Most of the larger digital forensics solutions, such as EnCase and Nuix Investigator, have multilingual keyword abilities built in, which is a huge help. Some can even scan the evidence you enter for you, and then bring back an analysis of the languages used within the case. You can then use this to form the basis of your investigation and to inform future searches. Slang is still a problem for many though, and criminals are increasingly becoming wise to this. While a thesaurus can bring back a number of synonyms for a given term relating to drug abuse, the exploitation of children, or financial fraud, it may not be able to include all the less formal terms people are using in their discussions.

Progress is being made, however, and much of the air time at digital forensics conferences and research groups is devoted to how we as investigators can increase collaboration and make it easier to investigate global cases.

One of the challenges of investigating Windows machines is the way that NTFS is set up. This means that it can be difficult to work out whether what you're looking at refers to a general property of the file system, or to a property that is specific to an application. The further along in your investigative career you are of course, the more adept you will become at making such distinctions, however, it is worth bearing in mind particularly for early career investigators.

Beyond the basic filesystem challenges, the way in which Windows systems are constantly updating can bring up further obstacles to digital forensic investigations. What worked on a machine running Windows 7 may not work on one that's running Windows 8.1; Windows 10 is a minefield of new and intriguing forensic elements (not to mention the increased privacy concerns it has brought up, leading to a rise in the number of users who are implementing their own data obfuscation and personal privacy measures). And heaven forbid you end up with a machine so old that modern forensic software has forgotten how to analyze it!

The way Windows 10 runs is of particular interest to forensic examiners, not just because it is being forcibly rolled out to users everywhere, but also because the structure of how things are organised has changed significantly. We will look at this in more detail towards the end of this book, where a full chapter will be devoted to the forensic analysis of machines running Windows 10, but broadly speaking, the difference from a forensic perspective comes from the fact that applications and programs don't just have different names; they work in a slightly different way. End users are increasingly looking for more lightweight, quick to run devices that make their work and personal lives easier, which means that, in turn, technology companies such as Microsoft are turning to collaborations with other entities and making the personal computer less of a single, standalone piece of equipment and more of a portal to data stored elsewhere. It is quite possible to seize a device where the documents are stored on Google Drive; voice and video call communications on Skype; Instagram is an application accessed on the PC rather than - or as well as - on a smartphone; Facebook isn't a website visited via an internet browser but an application in its own right.

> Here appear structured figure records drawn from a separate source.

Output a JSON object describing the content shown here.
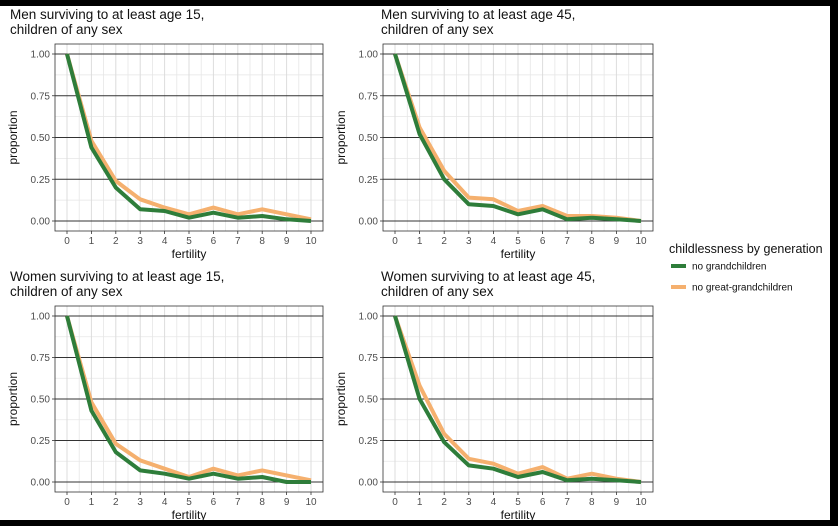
{
  "colors": {
    "series_green": "#2e7d3a",
    "series_orange": "#f5b06e",
    "grid_major": "#333333",
    "grid_minor": "#e6e6e6",
    "border": "#333333"
  },
  "legend": {
    "title": "childlessness by generation",
    "items": [
      {
        "label": "no grandchildren",
        "color": "#2e7d3a"
      },
      {
        "label": "no great-grandchildren",
        "color": "#f5b06e"
      }
    ]
  },
  "chart_data": [
    {
      "type": "line",
      "title_lines": [
        "Men surviving to at least age 15,",
        " children of any sex"
      ],
      "xlabel": "fertility",
      "ylabel": "proportion",
      "x": [
        0,
        1,
        2,
        3,
        4,
        5,
        6,
        7,
        8,
        9,
        10
      ],
      "xlim": [
        0,
        10
      ],
      "ylim": [
        0,
        1
      ],
      "yticks": [
        "0.00",
        "0.25",
        "0.50",
        "0.75",
        "1.00"
      ],
      "series": [
        {
          "name": "no grandchildren",
          "color": "#2e7d3a",
          "values": [
            1.0,
            0.44,
            0.2,
            0.07,
            0.06,
            0.02,
            0.05,
            0.02,
            0.03,
            0.01,
            0.0
          ]
        },
        {
          "name": "no great-grandchildren",
          "color": "#f5b06e",
          "values": [
            1.0,
            0.48,
            0.24,
            0.13,
            0.08,
            0.04,
            0.08,
            0.04,
            0.07,
            0.04,
            0.01
          ]
        }
      ]
    },
    {
      "type": "line",
      "title_lines": [
        "Men surviving to at least age 45,",
        " children of any sex"
      ],
      "xlabel": "fertility",
      "ylabel": "proportion",
      "x": [
        0,
        1,
        2,
        3,
        4,
        5,
        6,
        7,
        8,
        9,
        10
      ],
      "xlim": [
        0,
        10
      ],
      "ylim": [
        0,
        1
      ],
      "yticks": [
        "0.00",
        "0.25",
        "0.50",
        "0.75",
        "1.00"
      ],
      "series": [
        {
          "name": "no grandchildren",
          "color": "#2e7d3a",
          "values": [
            1.0,
            0.52,
            0.25,
            0.1,
            0.09,
            0.04,
            0.07,
            0.01,
            0.02,
            0.01,
            0.0
          ]
        },
        {
          "name": "no great-grandchildren",
          "color": "#f5b06e",
          "values": [
            1.0,
            0.56,
            0.3,
            0.14,
            0.13,
            0.06,
            0.09,
            0.03,
            0.03,
            0.02,
            0.0
          ]
        }
      ]
    },
    {
      "type": "line",
      "title_lines": [
        "Women surviving to at least age 15,",
        " children of any sex"
      ],
      "xlabel": "fertility",
      "ylabel": "proportion",
      "x": [
        0,
        1,
        2,
        3,
        4,
        5,
        6,
        7,
        8,
        9,
        10
      ],
      "xlim": [
        0,
        10
      ],
      "ylim": [
        0,
        1
      ],
      "yticks": [
        "0.00",
        "0.25",
        "0.50",
        "0.75",
        "1.00"
      ],
      "series": [
        {
          "name": "no grandchildren",
          "color": "#2e7d3a",
          "values": [
            1.0,
            0.43,
            0.18,
            0.07,
            0.05,
            0.02,
            0.05,
            0.02,
            0.03,
            0.0,
            0.0
          ]
        },
        {
          "name": "no great-grandchildren",
          "color": "#f5b06e",
          "values": [
            1.0,
            0.48,
            0.23,
            0.13,
            0.08,
            0.03,
            0.08,
            0.04,
            0.07,
            0.04,
            0.01
          ]
        }
      ]
    },
    {
      "type": "line",
      "title_lines": [
        "Women surviving to at least age 45,",
        " children of any sex"
      ],
      "xlabel": "fertility",
      "ylabel": "proportion",
      "x": [
        0,
        1,
        2,
        3,
        4,
        5,
        6,
        7,
        8,
        9,
        10
      ],
      "xlim": [
        0,
        10
      ],
      "ylim": [
        0,
        1
      ],
      "yticks": [
        "0.00",
        "0.25",
        "0.50",
        "0.75",
        "1.00"
      ],
      "series": [
        {
          "name": "no grandchildren",
          "color": "#2e7d3a",
          "values": [
            1.0,
            0.5,
            0.24,
            0.1,
            0.08,
            0.03,
            0.06,
            0.01,
            0.02,
            0.01,
            0.0
          ]
        },
        {
          "name": "no great-grandchildren",
          "color": "#f5b06e",
          "values": [
            1.0,
            0.58,
            0.29,
            0.14,
            0.11,
            0.05,
            0.09,
            0.02,
            0.05,
            0.02,
            0.0
          ]
        }
      ]
    }
  ]
}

Notwithstanding the legal challenges concerning international cloud data storage that we have already discussed, having such a wealth of separate applications to analyze makes cases much more complex. The fact that users can also add or create their own programs makes for an increasingly complex and often labyrinthine investigative methodology.

For this reason, it is becoming more and more necessary to narrow down an investigation as quickly as possible, working out which kinds of applications and services a user may require to perform the activity for which they are being investigated. Again, this is not always easy to do; we can but try!

Triage, international collaboration, and the technical understanding of investigators are all of paramount importance to digital forensic investigations, now more than ever before. In the Windows Forensics Cookbook, we hope to give you a base upon which you can build your own investigative techniques.